Now, given my answer, you might still be interested in your original solution, and there were several optimizations you can make with that one as well. In particular, df_test.loc[~this_index]
: this need only be done once per iteration. Further, df.loc[this_index]
is a single row in the dataframe, and (df_test[this_index]['login'] <= logout) & (df_test[this_index]['logout'] >= login)
will always be True , hence no need to do the slicing:
df_test.reset_index(drop=True) # just in case
for i, row in df_test.iterrows():
df_test.loc[i, 'simultaneous'] = int(np.sum(
(df_test.login <= row.logout) & (df_test.logout >= row.login)
)) -1 # note the subtraction by one saves us from having to do df.loc[~this_index]
# alternatively, you can try to use numexpr to speed up the element wise comparisons
#in_lt_out = pd.eval('df_test.login <= row.logout', engine='numexpr')
#out_gt_in = pd.eval('df_test.logout >= row.login', engine='numexpr')
#simul = np.sum(pd.eval('in_lt_out & out_gt_in', engine='numexpr'))
#df_test.loc[i, 'simultaneous'] = int(simul-1)

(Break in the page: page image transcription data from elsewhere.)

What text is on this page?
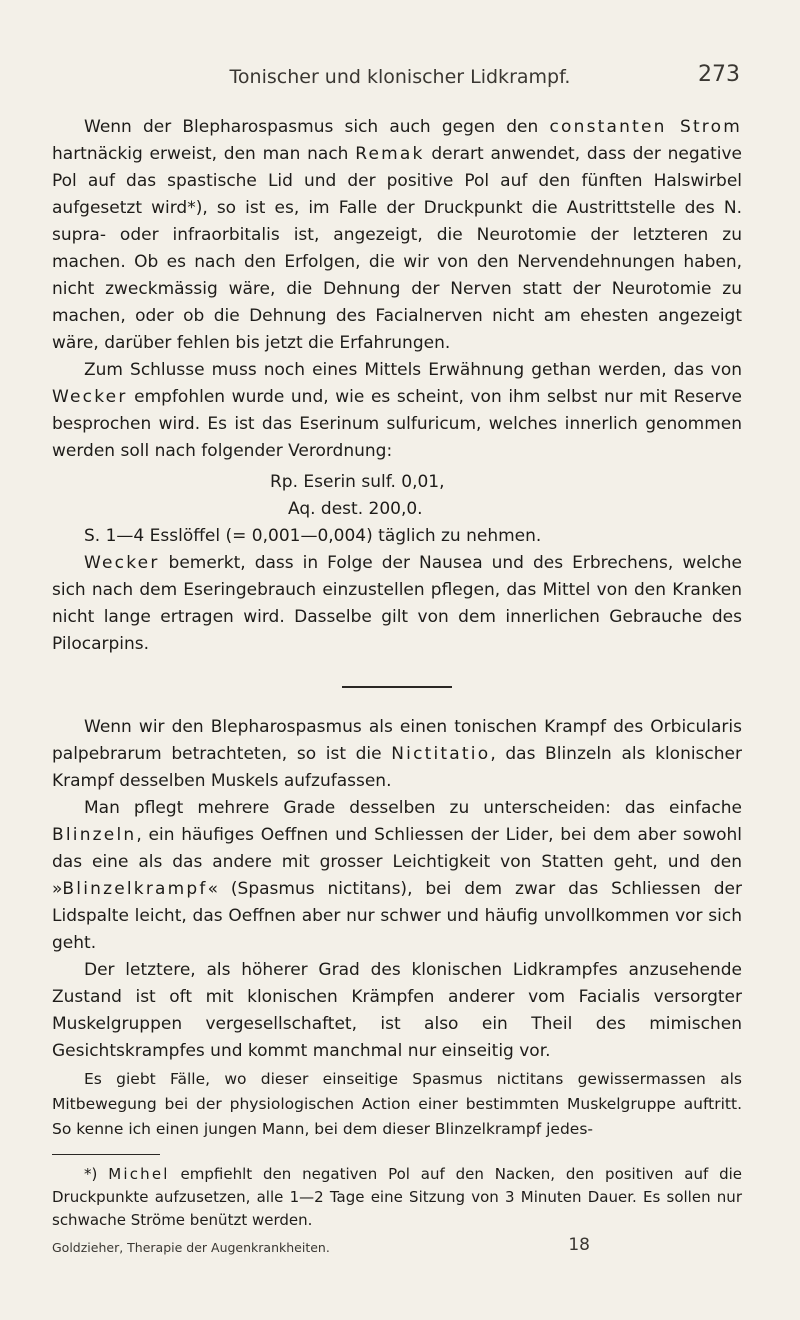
Tonischer und klonischer Lidkrampf.	273

Wenn der Blepharospasmus sich auch gegen den constanten Strom hartnäckig erweist, den man nach Remak derart anwendet, dass der negative Pol auf das spastische Lid und der positive Pol auf den fünften Halswirbel aufgesetzt wird*), so ist es, im Falle der Druckpunkt die Austrittstelle des N. supra- oder infraorbitalis ist, angezeigt, die Neurotomie der letzteren zu machen. Ob es nach den Erfolgen, die wir von den Nervendehnungen haben, nicht zweckmässig wäre, die Dehnung der Nerven statt der Neurotomie zu machen, oder ob die Dehnung des Facialnerven nicht am ehesten angezeigt wäre, darüber fehlen bis jetzt die Erfahrungen.

Zum Schlusse muss noch eines Mittels Erwähnung gethan werden, das von Wecker empfohlen wurde und, wie es scheint, von ihm selbst nur mit Reserve besprochen wird. Es ist das Eserinum sulfuricum, welches innerlich genommen werden soll nach folgender Verordnung:

Rp. Eserin sulf. 0,01,
Aq. dest. 200,0.
S. 1—4 Esslöffel (= 0,001—0,004) täglich zu nehmen.

Wecker bemerkt, dass in Folge der Nausea und des Erbrechens, welche sich nach dem Eseringebrauch einzustellen pflegen, das Mittel von den Kranken nicht lange ertragen wird. Dasselbe gilt von dem innerlichen Gebrauche des Pilocarpins.

Wenn wir den Blepharospasmus als einen tonischen Krampf des Orbicularis palpebrarum betrachteten, so ist die Nictitatio, das Blinzeln als klonischer Krampf desselben Muskels aufzufassen.

Man pflegt mehrere Grade desselben zu unterscheiden: das einfache Blinzeln, ein häufiges Oeffnen und Schliessen der Lider, bei dem aber sowohl das eine als das andere mit grosser Leichtigkeit von Statten geht, und den »Blinzelkrampf« (Spasmus nictitans), bei dem zwar das Schliessen der Lidspalte leicht, das Oeffnen aber nur schwer und häufig unvollkommen vor sich geht.

Der letztere, als höherer Grad des klonischen Lidkrampfes anzusehende Zustand ist oft mit klonischen Krämpfen anderer vom Facialis versorgter Muskelgruppen vergesellschaftet, ist also ein Theil des mimischen Gesichtskrampfes und kommt manchmal nur einseitig vor.

Es giebt Fälle, wo dieser einseitige Spasmus nictitans gewissermassen als Mitbewegung bei der physiologischen Action einer bestimmten Muskelgruppe auftritt. So kenne ich einen jungen Mann, bei dem dieser Blinzelkrampf jedes-

*) Michel empfiehlt den negativen Pol auf den Nacken, den positiven auf die Druckpunkte aufzusetzen, alle 1—2 Tage eine Sitzung von 3 Minuten Dauer. Es sollen nur schwache Ströme benützt werden.

Goldzieher, Therapie der Augenkrankheiten.	18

Note, Im curious what you were trying to do with the .isin
call, it makes me think your definition of simultaneous was perhaps for unique users, however, here, and in your solution, that's not the case. Thats probably something you want to make more clear. I believe in the solution I posted, you can simply replace the 'sid' with 'user_id' if you want simultaneous to reflect unique logins, but I havent tested it. Good luck, fun problem.